Melawan Hukum dalam arti Formil, undang-undang pidana melarang atau memerintahkan perbuatan itu dibarengi bahaya sanksi bagi barangsiapa yang melanggar atau mengabaikannya. Sedangkan Unsur Melawan Hukum dalam arti Materil, sekalipun tindakan telah sesuai dengan rumusan delik, masih harus diteliti wacana evaluasi penduduk apakah tindakan itu memang tercela dan pantas dipidana pembuatnya atau tidak tercela, ataupun dipandang sifatnya terlampau kurang celaannya sehingga pembuatnya tak perlu dijatuhi hukuman aturan pidana, tetapi cukup dikenakan hukuman-sanksi kaidah aturan lain atau kaidah sosial.
Namun meskipun dalam arti formil pemenuhan komponen delik sudah tercukupi tidaklah dengan sendirinya mengakibatkan suatu peristiwa pidana, sebab dalam kitab undang-undang hukum pidana juga mengenal beberapa dasar pembatalan berupa dasar pembenar, yang menimbulkan suatu tindakan hilang sifat melawan hukumnya.
Perlawanan melawan aturan subjektif, terjadi bilamana perilaku batin pembuatnya sehingga perbuatannya sudah terwujud untuk melaksanakan delik, dengan melihat ke arah mana atau untuk apa tindakan tersebut dimaksudkan. Sedangkan perlawanan hukum objektif, adalah hakim mesti menilainya dari peristiwa yang faktual menurut ukuran evaluasi masyarakat, dan ia tidak perlu menilik sikap batin yang berafiliasi dengan sifat melawan hukumnya tindakan.
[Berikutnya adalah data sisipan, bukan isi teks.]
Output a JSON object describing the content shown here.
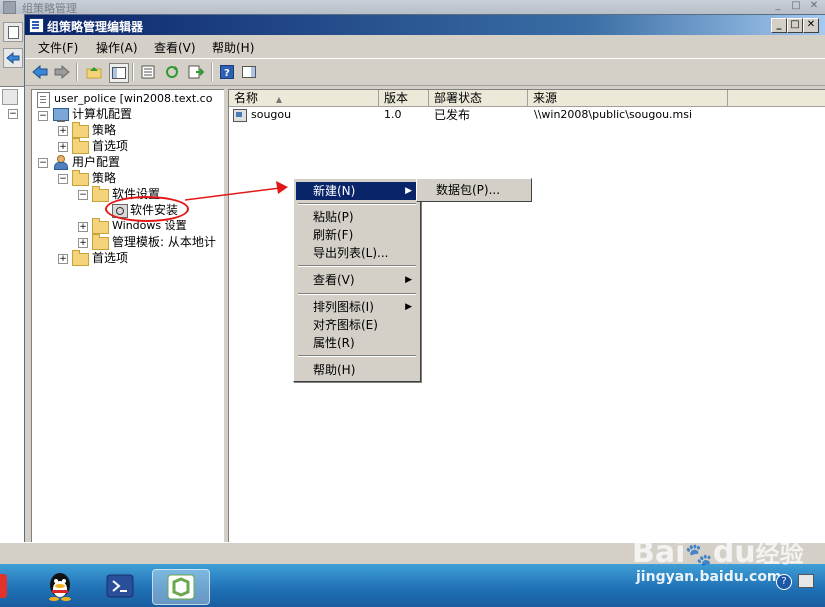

Sebagai teladan tentang perlawanan aturan subjektif, dapat dilihat dalam Pasal 362 (pencurian) : kata “….dengan maksud untuk memilikinya secara melawan hukum…”. Kata dengan dengan maksud dan melawan hukum tidak terdapat kata dan, maka maksud disitu diarahkan ke sifat melawan hukumnya tindakan, dan berkembang menjadi menjadi melawan hukum yang subjektif, karena evaluasi dalam hal ini mesti ditujukan terhadap perilaku batin pembuatnya untuk melakukan pencurian.
Lain halnya kalau ada aturan tidak menghubungkan kata maksud dan melawan hukum itu, atau diantara kedua kata itu dietmpatkan kata dan. Misalnya pasal 406 (pengrusakan barang). Oleh sebab kata dan mengantarai kata sengaja dan melawan hukum, maka disitu sengaja ialah komponen pertanggungjawaban pidana pembuat delik dan bukan bagian delik, alasannya kata sengaja itu tidak diarahkan ke sifat melawan hukum.